I did a quick search and did not see any references to these rankings but I found them, and their methodology very interesting and I thought people should have these to contrast the USNWR and Forbes rankings.
An interesting study; lots of insights, assuming - and it’s a big assumption - you can read between the lines. For example, this is not a measure of which college graduates make the most money. Rather, this is a measure of how much money a graduate makes in relation to what they might have been expected to earn given their socio-economic and racial background. Thus, wealthy LACs like Wesleyan, Swarthmore, Pomona and Carleton with their lofty cohort of well-prepared, high-scoring upper-middle class students, are somewhere near the bottom of the ranking while colleges like Brooklyn’s Long Island University, Atlanta’s Spelman College, and business school chains like DeVry and Bentley tend to be near the top. The obvious drawback is that it doesn’t quite speak to excellent students for whom Harvard is only the beginning of their college search, and are not terribly interested in careers in bookkeeping, other back office occupations, or in engineering.
I mean as with any study, you should ready about its methodology. For me, salary, roi, and that sort of stuff are more important than a pretty campus, school spirit, or other stuff like that
Salary and ROI are only available in pretty weak and tainted data, unfortunately.
When they put stanford next to milwaukee school of engineering, you know that nothing makes any sense by this measure.
@ewho that’s because it’s not a ranking of “which one is best” overall. It’s a ranking of “which ones boost your earnings more compared with your predicted earnings”. This is why Yale ranks quite low on this list – because its graduates earn less than other schools which those same students could plausibly have gotten into (like Harvard) and what the average Yale student would be expected to earn given their financial condition before college (which closely correlates with test scores). This doesn’t mean Harvard is better than Yale. But from a purely financial perspective, Harvard contributes more to your future earnings than Yale does. It’s not comparing Stanford with Milwaukee SoE or saying Stanford grads earn the same as the latter.
@marvin100 why do you say that?
I’ve written about it a lot on here, but it’s just not the most reliable data. It also rests on some assumptions about the purpose of education and the goals of students, and those are assumptions I don’t find fully convincing.
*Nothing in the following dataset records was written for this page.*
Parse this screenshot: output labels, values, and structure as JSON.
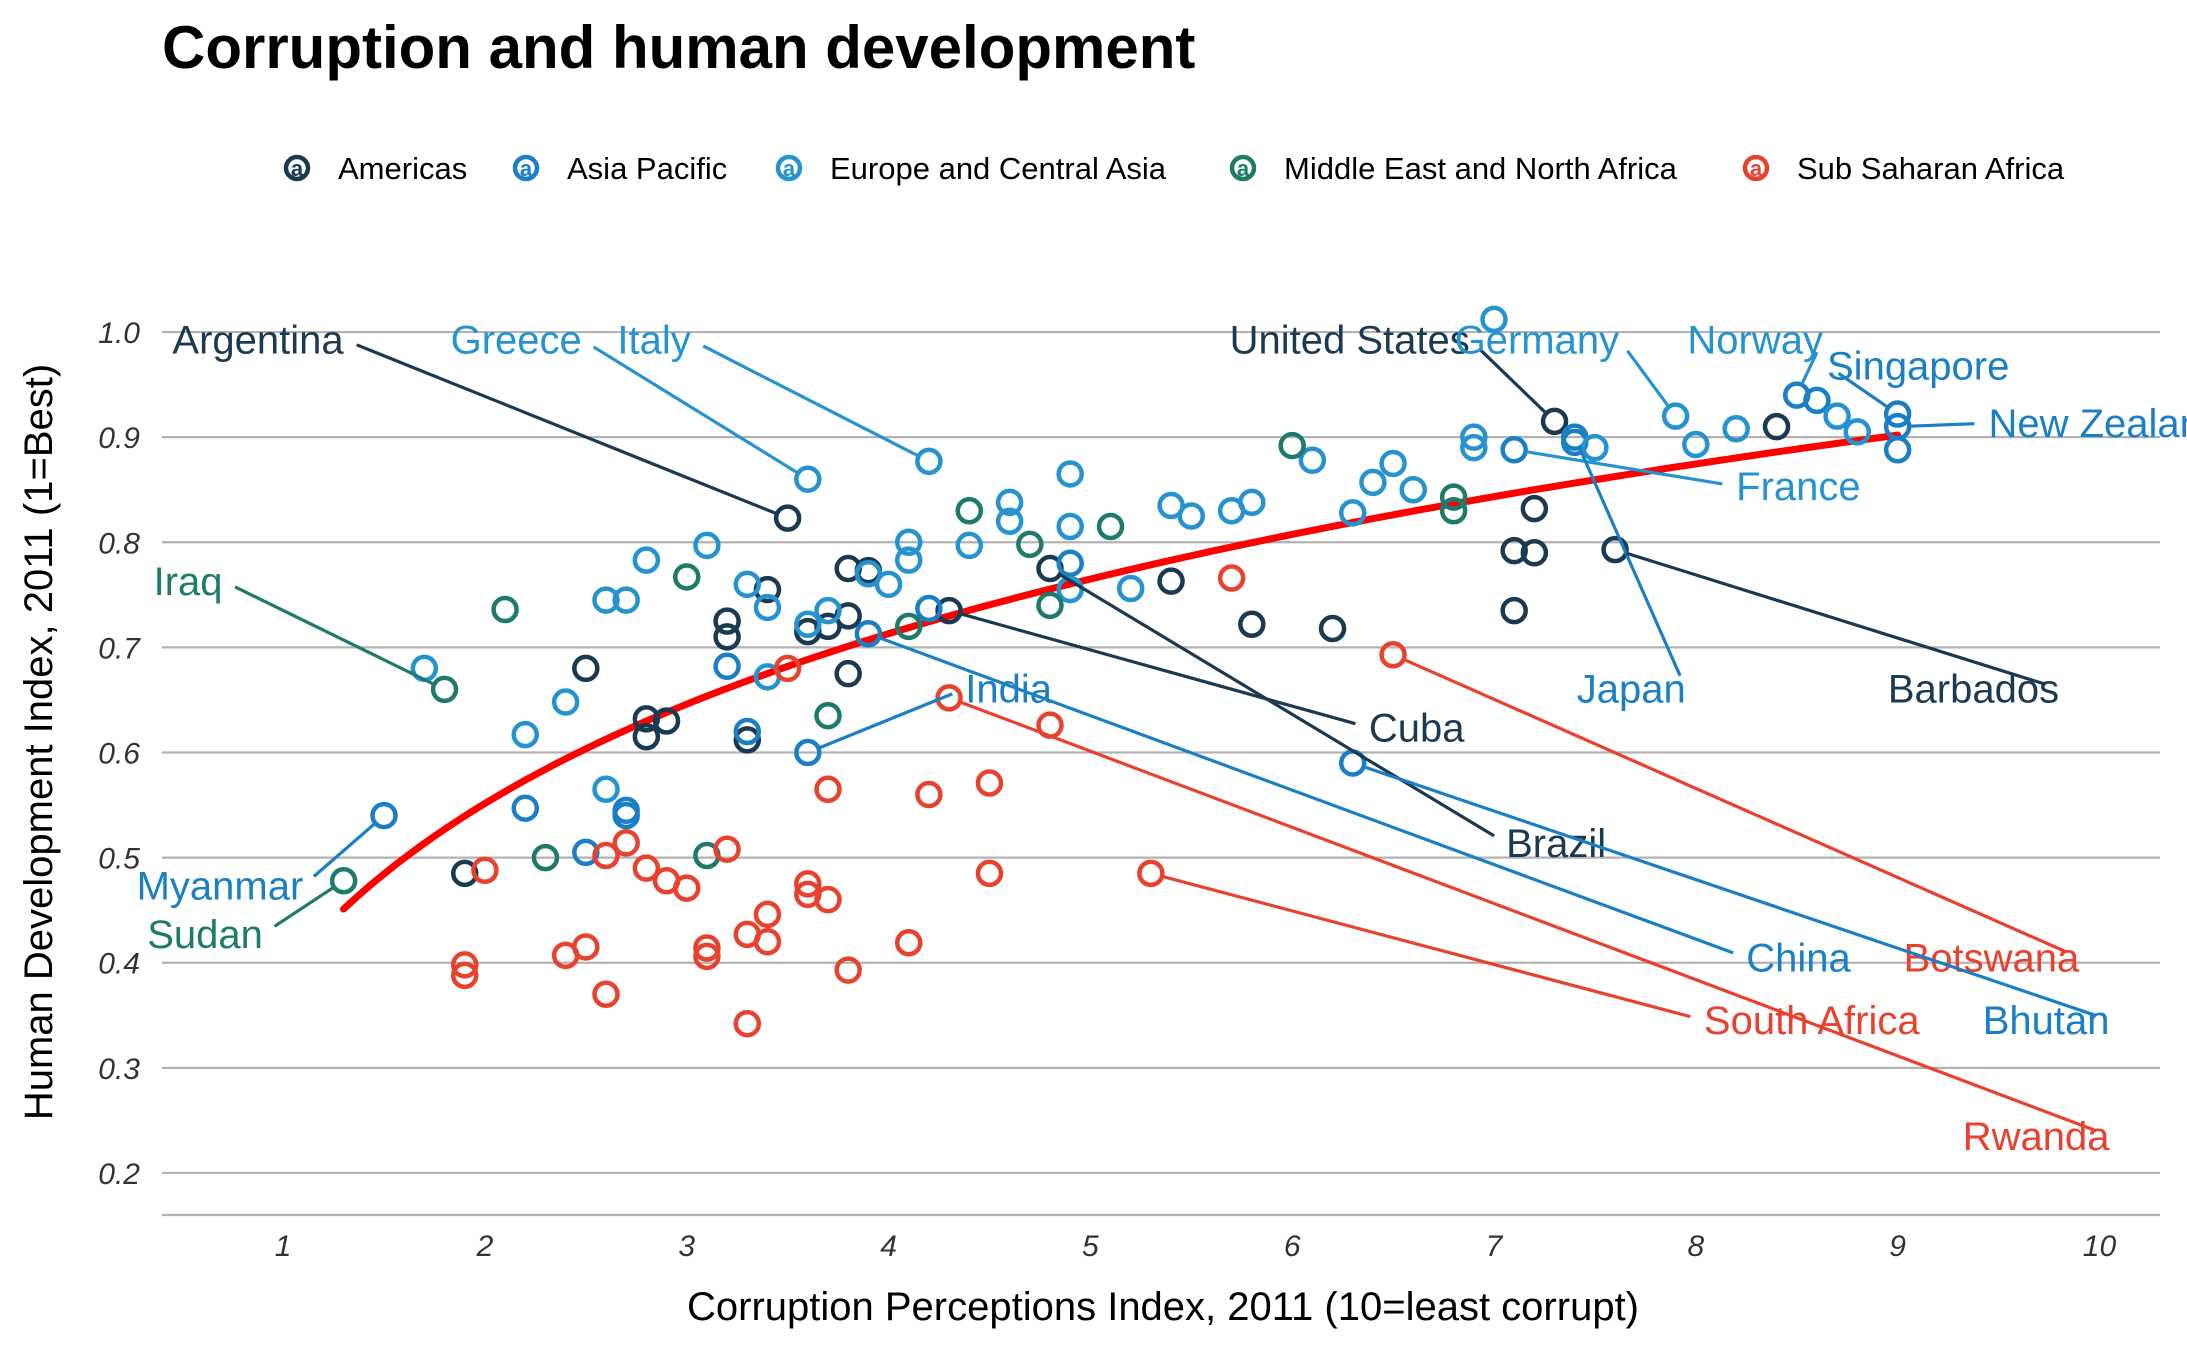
{
  "chart_data": {
    "type": "scatter",
    "title": "Corruption and human development",
    "xlabel": "Corruption Perceptions Index, 2011 (10=least corrupt)",
    "ylabel": "Human Development Index, 2011 (1=Best)",
    "xlim": [
      0.4,
      10.3
    ],
    "ylim": [
      0.16,
      1.04
    ],
    "x_ticks": [
      "1",
      "2",
      "3",
      "4",
      "5",
      "6",
      "7",
      "8",
      "9",
      "10"
    ],
    "y_ticks": [
      "0.2",
      "0.3",
      "0.4",
      "0.5",
      "0.6",
      "0.7",
      "0.8",
      "0.9",
      "1.0"
    ],
    "grid": "horizontal",
    "legend_position": "top",
    "legend_glyph": "a",
    "trend": {
      "color": "#ff0000",
      "type": "log",
      "a": 0.39,
      "b": 0.233,
      "x_from": 1.3,
      "x_to": 9.0
    },
    "series": [
      {
        "name": "Americas",
        "color": "#1a3a52",
        "points": [
          [
            1.9,
            0.485
          ],
          [
            2.5,
            0.68
          ],
          [
            2.8,
            0.632
          ],
          [
            2.8,
            0.615
          ],
          [
            2.9,
            0.63
          ],
          [
            3.2,
            0.725
          ],
          [
            3.2,
            0.71
          ],
          [
            3.3,
            0.612
          ],
          [
            3.4,
            0.755
          ],
          [
            3.5,
            0.823
          ],
          [
            3.6,
            0.715
          ],
          [
            3.7,
            0.72
          ],
          [
            3.8,
            0.775
          ],
          [
            3.8,
            0.73
          ],
          [
            3.8,
            0.675
          ],
          [
            3.9,
            0.773
          ],
          [
            4.3,
            0.735
          ],
          [
            4.8,
            0.775
          ],
          [
            5.4,
            0.763
          ],
          [
            5.8,
            0.722
          ],
          [
            6.2,
            0.718
          ],
          [
            7.1,
            0.792
          ],
          [
            7.1,
            0.735
          ],
          [
            7.2,
            0.832
          ],
          [
            7.2,
            0.79
          ],
          [
            7.3,
            0.915
          ],
          [
            7.6,
            0.793
          ],
          [
            8.4,
            0.91
          ]
        ]
      },
      {
        "name": "Asia Pacific",
        "color": "#1a7fc4",
        "points": [
          [
            1.5,
            0.54
          ],
          [
            2.2,
            0.547
          ],
          [
            2.5,
            0.505
          ],
          [
            2.7,
            0.545
          ],
          [
            2.7,
            0.54
          ],
          [
            3.2,
            0.682
          ],
          [
            3.3,
            0.62
          ],
          [
            3.6,
            0.6
          ],
          [
            3.9,
            0.713
          ],
          [
            4.2,
            0.737
          ],
          [
            4.9,
            0.78
          ],
          [
            6.3,
            0.59
          ],
          [
            7.1,
            0.888
          ],
          [
            7.4,
            0.9
          ],
          [
            7.4,
            0.895
          ],
          [
            8.5,
            0.94
          ],
          [
            8.6,
            0.935
          ],
          [
            9.0,
            0.91
          ],
          [
            9.0,
            0.888
          ],
          [
            9.0,
            0.922
          ]
        ]
      },
      {
        "name": "Europe and Central Asia",
        "color": "#2493d0",
        "points": [
          [
            1.7,
            0.68
          ],
          [
            2.2,
            0.617
          ],
          [
            2.4,
            0.648
          ],
          [
            2.6,
            0.565
          ],
          [
            2.6,
            0.745
          ],
          [
            2.7,
            0.745
          ],
          [
            2.8,
            0.783
          ],
          [
            3.1,
            0.797
          ],
          [
            3.3,
            0.76
          ],
          [
            3.4,
            0.738
          ],
          [
            3.4,
            0.672
          ],
          [
            3.6,
            0.722
          ],
          [
            3.6,
            0.86
          ],
          [
            3.7,
            0.735
          ],
          [
            3.9,
            0.77
          ],
          [
            4.0,
            0.76
          ],
          [
            4.1,
            0.8
          ],
          [
            4.1,
            0.783
          ],
          [
            4.2,
            0.877
          ],
          [
            4.4,
            0.797
          ],
          [
            4.6,
            0.838
          ],
          [
            4.6,
            0.82
          ],
          [
            4.9,
            0.865
          ],
          [
            4.9,
            0.815
          ],
          [
            4.9,
            0.755
          ],
          [
            5.2,
            0.756
          ],
          [
            5.4,
            0.835
          ],
          [
            5.5,
            0.825
          ],
          [
            5.7,
            0.83
          ],
          [
            5.8,
            0.838
          ],
          [
            6.1,
            0.878
          ],
          [
            6.3,
            0.828
          ],
          [
            6.4,
            0.857
          ],
          [
            6.5,
            0.875
          ],
          [
            6.6,
            0.85
          ],
          [
            6.9,
            0.9
          ],
          [
            6.9,
            0.89
          ],
          [
            7.0,
            1.012
          ],
          [
            7.5,
            0.89
          ],
          [
            7.9,
            0.92
          ],
          [
            8.0,
            0.893
          ],
          [
            8.2,
            0.908
          ],
          [
            8.7,
            0.92
          ],
          [
            8.8,
            0.905
          ]
        ]
      },
      {
        "name": "Middle East and North Africa",
        "color": "#1e7a6a",
        "points": [
          [
            1.3,
            0.478
          ],
          [
            1.8,
            0.66
          ],
          [
            2.1,
            0.736
          ],
          [
            2.3,
            0.5
          ],
          [
            3.0,
            0.767
          ],
          [
            3.1,
            0.502
          ],
          [
            3.7,
            0.635
          ],
          [
            4.1,
            0.72
          ],
          [
            4.4,
            0.83
          ],
          [
            4.7,
            0.798
          ],
          [
            4.8,
            0.74
          ],
          [
            5.1,
            0.815
          ],
          [
            6.0,
            0.892
          ],
          [
            6.8,
            0.843
          ],
          [
            6.8,
            0.83
          ]
        ]
      },
      {
        "name": "Sub Saharan Africa",
        "color": "#e8412e",
        "points": [
          [
            1.9,
            0.398
          ],
          [
            1.9,
            0.388
          ],
          [
            2.0,
            0.488
          ],
          [
            2.4,
            0.407
          ],
          [
            2.5,
            0.415
          ],
          [
            2.6,
            0.37
          ],
          [
            2.6,
            0.502
          ],
          [
            2.7,
            0.514
          ],
          [
            2.8,
            0.49
          ],
          [
            2.9,
            0.478
          ],
          [
            3.0,
            0.471
          ],
          [
            3.1,
            0.414
          ],
          [
            3.1,
            0.406
          ],
          [
            3.2,
            0.508
          ],
          [
            3.3,
            0.342
          ],
          [
            3.3,
            0.427
          ],
          [
            3.4,
            0.446
          ],
          [
            3.4,
            0.42
          ],
          [
            3.5,
            0.68
          ],
          [
            3.6,
            0.475
          ],
          [
            3.6,
            0.465
          ],
          [
            3.7,
            0.565
          ],
          [
            3.7,
            0.46
          ],
          [
            3.8,
            0.393
          ],
          [
            4.1,
            0.419
          ],
          [
            4.2,
            0.56
          ],
          [
            4.3,
            0.652
          ],
          [
            4.5,
            0.571
          ],
          [
            4.5,
            0.485
          ],
          [
            4.8,
            0.626
          ],
          [
            5.3,
            0.485
          ],
          [
            5.7,
            0.766
          ],
          [
            6.5,
            0.693
          ]
        ]
      }
    ],
    "labels": [
      {
        "text": "Argentina",
        "series": 0,
        "point": [
          3.5,
          0.823
        ],
        "anchor": [
          1.3,
          0.9795
        ],
        "align": "end"
      },
      {
        "text": "Greece",
        "series": 2,
        "point": [
          3.6,
          0.86
        ],
        "anchor": [
          2.48,
          0.9795
        ],
        "align": "end"
      },
      {
        "text": "Italy",
        "series": 2,
        "point": [
          4.2,
          0.877
        ],
        "anchor": [
          3.02,
          0.9795
        ],
        "align": "end"
      },
      {
        "text": "United States",
        "series": 0,
        "point": [
          7.3,
          0.915
        ],
        "anchor": [
          6.88,
          0.9795
        ],
        "align": "end"
      },
      {
        "text": "Germany",
        "series": 2,
        "point": [
          7.9,
          0.92
        ],
        "anchor": [
          7.62,
          0.9795
        ],
        "align": "end"
      },
      {
        "text": "Norway",
        "series": 2,
        "point": [
          8.5,
          0.94
        ],
        "anchor": [
          8.63,
          0.9795
        ],
        "align": "end"
      },
      {
        "text": "Singapore",
        "series": 1,
        "point": [
          9.0,
          0.922
        ],
        "anchor": [
          8.65,
          0.955
        ],
        "align": "start"
      },
      {
        "text": "New Zealand",
        "series": 1,
        "point": [
          9.0,
          0.91
        ],
        "anchor": [
          9.45,
          0.9
        ],
        "align": "start"
      },
      {
        "text": "France",
        "series": 2,
        "point": [
          7.1,
          0.888
        ],
        "anchor": [
          8.2,
          0.84
        ],
        "align": "start"
      },
      {
        "text": "Iraq",
        "series": 3,
        "point": [
          1.8,
          0.66
        ],
        "anchor": [
          0.7,
          0.75
        ],
        "align": "end"
      },
      {
        "text": "Japan",
        "series": 1,
        "point": [
          7.4,
          0.9
        ],
        "anchor": [
          7.95,
          0.6475
        ],
        "align": "end"
      },
      {
        "text": "Barbados",
        "series": 0,
        "point": [
          7.6,
          0.793
        ],
        "anchor": [
          9.8,
          0.6475
        ],
        "align": "end"
      },
      {
        "text": "India",
        "series": 1,
        "point": [
          3.6,
          0.6
        ],
        "anchor": [
          4.38,
          0.6475
        ],
        "align": "start"
      },
      {
        "text": "Cuba",
        "series": 0,
        "point": [
          4.3,
          0.735
        ],
        "anchor": [
          6.38,
          0.6105
        ],
        "align": "start"
      },
      {
        "text": "Myanmar",
        "series": 1,
        "point": [
          1.5,
          0.54
        ],
        "anchor": [
          1.1,
          0.46
        ],
        "align": "end"
      },
      {
        "text": "Sudan",
        "series": 3,
        "point": [
          1.3,
          0.478
        ],
        "anchor": [
          0.9,
          0.414
        ],
        "align": "end"
      },
      {
        "text": "Brazil",
        "series": 0,
        "point": [
          4.8,
          0.775
        ],
        "anchor": [
          7.06,
          0.5005
        ],
        "align": "start"
      },
      {
        "text": "China",
        "series": 1,
        "point": [
          3.9,
          0.713
        ],
        "anchor": [
          8.25,
          0.3915
        ],
        "align": "start"
      },
      {
        "text": "Botswana",
        "series": 4,
        "point": [
          6.5,
          0.693
        ],
        "anchor": [
          9.9,
          0.3915
        ],
        "align": "end"
      },
      {
        "text": "South Africa",
        "series": 4,
        "point": [
          5.3,
          0.485
        ],
        "anchor": [
          8.04,
          0.332
        ],
        "align": "start"
      },
      {
        "text": "Bhutan",
        "series": 1,
        "point": [
          6.3,
          0.59
        ],
        "anchor": [
          10.05,
          0.332
        ],
        "align": "end"
      },
      {
        "text": "Rwanda",
        "series": 4,
        "point": [
          4.3,
          0.652
        ],
        "anchor": [
          10.05,
          0.222
        ],
        "align": "end"
      }
    ]
  }
}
The Brookings data comes from the College Scorecard database, which does not depend on self-reported data (as payscale.com does). College Scorecard gets post-graduate earnings information from tax records. Nevertheless, a focus on alumni earnings could hurt colleges that have many alumni in relatively low-paying academic or public service jobs (especially if many of them come from affluent families with high expected earnings).
A school like Swarthmore or Reed might be tempted to consider a low Brookings score as a badge of honor. Still, a few other colleges do get much higher Brookings scores despite high PhD production or Peace Corps participation rates.
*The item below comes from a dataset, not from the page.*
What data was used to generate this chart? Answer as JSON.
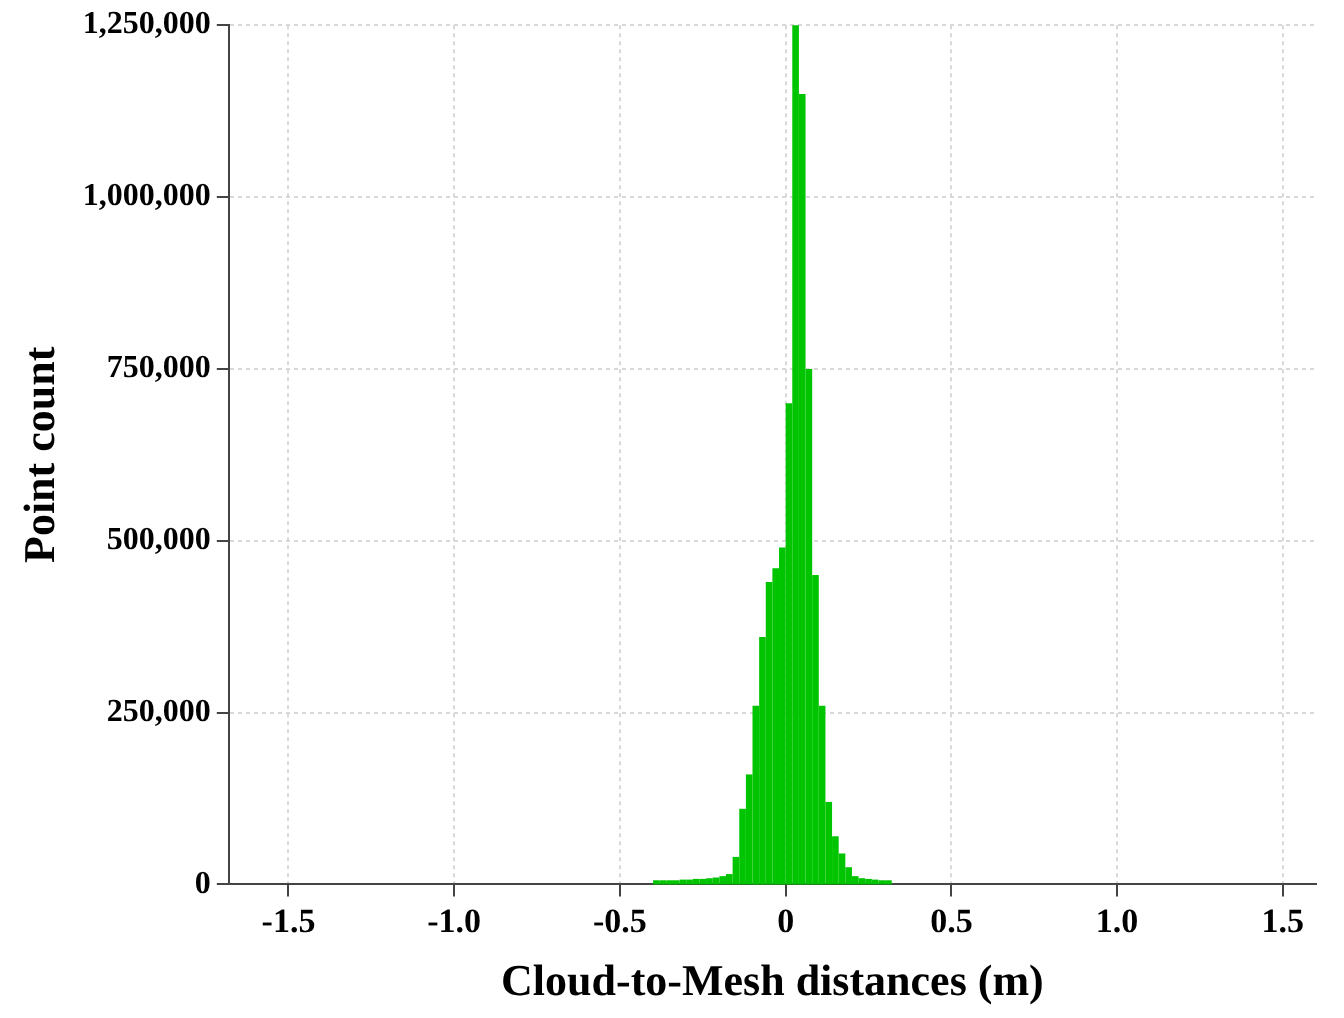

@marvin100 - isn’t it based on data filed with FAFSA applications (tax data)? I don’t see how that would be unreliable.
As for assumptions about the purpose of education or goals of students, that’s another matter altogether. I don’t see how these rankings make any such assumptions. Theyr’e not saying these are the “best” colleges, but very specifically the colleges that provide the “best financial outcome” (which may or may not be what students want, and isn’t the purpose of education though it’s sadly increasingly becoming that). But in any case, that has no bearing on the Scorecard data.
In the Brookings two year college rankings, ITT Technical Institutes rank near the top for value added. They went out of business in September, and I’d question the value they added, as did the federal government when it pulled their funding.
That data is woefully incomplete.
It assumes that alumni are all seeking out the highest paying jobs, when in reality, many people forgo such careers for various reasons. For example, many people from top-10 schools turn their backs on, say, Wall St. / K St. jobs in order to teach, perform social work, or do other work that more fully satisfied their ideals. That doesn’t at all indicate the paucity of options that this sort of broad-brush “analysis” presumes and suggests.
I think @marvin100 is close to the school of thought all college rankings are useless. If college rankings didn’t exist, it would be interesting to see how people would go about choosing colleges.
I’m sorta close to that, @roethlisburger , although I think rankings are useful to see the general perception of schools (by broad strokes) among those who pay attention to such things.